Welcoming the monsoon with music
New Delhi: The magic of the monsoons is set to be brought alive through music, song and dance in a three- day festival that begins in the national capital today.
The Indian Council for Cultural Relations is hosting a Malhaar Festival with performances by renowned musicians and dancers.
Legendary tales speak of the powerful raga in Indian classical music which when sung with passion can cause the sky to burst open in rain.
"Traditionally Malhaar used to signify an invocation to the rain gods. There are at least 12 different kinds of Malhaar with respect to the stages of rain and the various moods it brings," says Suresh Goel, Director General ICCR.
In one of the legends it is believed that the raga `Megh Malhaar` was sung to invoke the rain gods and cool musician Tansen`s body after he rendered the fiery Raga Dipak to prove to emperor Akbar that his music had the power to start a fire.

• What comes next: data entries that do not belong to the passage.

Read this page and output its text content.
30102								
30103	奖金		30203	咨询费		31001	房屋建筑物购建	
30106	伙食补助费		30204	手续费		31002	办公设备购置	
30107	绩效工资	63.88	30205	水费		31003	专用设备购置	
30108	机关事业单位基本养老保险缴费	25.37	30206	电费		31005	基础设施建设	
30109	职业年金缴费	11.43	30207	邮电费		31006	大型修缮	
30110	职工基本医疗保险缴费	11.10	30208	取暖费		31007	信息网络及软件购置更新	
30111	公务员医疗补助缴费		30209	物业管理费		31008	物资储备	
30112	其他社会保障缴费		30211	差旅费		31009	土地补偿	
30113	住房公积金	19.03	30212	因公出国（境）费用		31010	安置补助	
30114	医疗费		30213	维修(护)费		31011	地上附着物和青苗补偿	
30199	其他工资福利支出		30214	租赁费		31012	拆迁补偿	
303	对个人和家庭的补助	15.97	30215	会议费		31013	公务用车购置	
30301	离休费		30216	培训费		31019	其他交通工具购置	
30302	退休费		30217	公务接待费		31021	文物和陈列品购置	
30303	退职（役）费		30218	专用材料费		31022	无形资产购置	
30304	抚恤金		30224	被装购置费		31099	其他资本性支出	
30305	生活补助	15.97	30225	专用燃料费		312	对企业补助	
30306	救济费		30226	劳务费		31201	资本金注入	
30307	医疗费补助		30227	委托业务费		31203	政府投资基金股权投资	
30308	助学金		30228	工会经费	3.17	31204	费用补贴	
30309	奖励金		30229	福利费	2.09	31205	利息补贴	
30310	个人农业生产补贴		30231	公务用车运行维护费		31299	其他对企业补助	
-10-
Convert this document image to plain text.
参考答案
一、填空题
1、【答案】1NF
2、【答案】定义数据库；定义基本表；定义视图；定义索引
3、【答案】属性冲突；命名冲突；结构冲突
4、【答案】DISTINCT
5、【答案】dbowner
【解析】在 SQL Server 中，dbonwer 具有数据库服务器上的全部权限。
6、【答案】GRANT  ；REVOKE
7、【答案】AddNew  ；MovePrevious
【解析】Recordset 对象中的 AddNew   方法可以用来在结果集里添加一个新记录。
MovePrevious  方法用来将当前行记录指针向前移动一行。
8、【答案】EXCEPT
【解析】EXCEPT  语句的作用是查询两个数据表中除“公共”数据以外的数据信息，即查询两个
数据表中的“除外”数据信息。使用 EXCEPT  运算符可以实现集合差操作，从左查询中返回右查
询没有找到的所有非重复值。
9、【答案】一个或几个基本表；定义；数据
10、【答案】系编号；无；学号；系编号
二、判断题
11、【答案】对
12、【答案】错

Ustad Amir Khan immortalised `Malhaar` with a track in the film "Baiju Bawra" based on the raga.
Folk singer Malini Awasthi is scheduled to open the festival followed by a performance by Kathak danseuse and choreographer Aditi Mangaldas.
Awasthi, known for reviving traditional styles of music in the benarasi style would perform several age-old monsoon based compositions such as Benarasi, Awadhi and Mirzapuri Kajri along with a few folk rain songs.
"The ICCR has been celebrating the monsoon festival for over 10 years now," says Goel.
Kathak dancer Sharmishtha Mukherjee would present traditional and contemporary choreographies based on monsoon ragas such as "Dhuliya Malhar" and "Miyan Ki Malhar".
"I am doing a total of six choreographies three of which are group dances and one solo dance depicting the monsoons.
One would be dance on recorded sound of dripping water. There will be a lot of experimentation with sound, space and music during this show," says Mukherjee.
Another danseuse Aditi Mangaldas who has attempted to carve out a contemporary vocabulary in kathak says she she would experiment with music and light during the festival.
"My first piece is based on a music composition by Subha Mudgal based on Raag Desh. I am also presenting a contemporary production," says Mangaldas.
Other artists who are participating in the festival include the Gundecha brothers who would present Hindustani "drupad" vocal music.
Other Hindustani vocalists include Ustad Ghulam Sadiq Khan of the Ram Pur Shaswan Gharana and Ghulam Abbas Khan.
Padma Bhushan awardees Pandit Rajan and Sajan Mishra who have delighted audiences with their high degree of literary content are also scheduled to perform.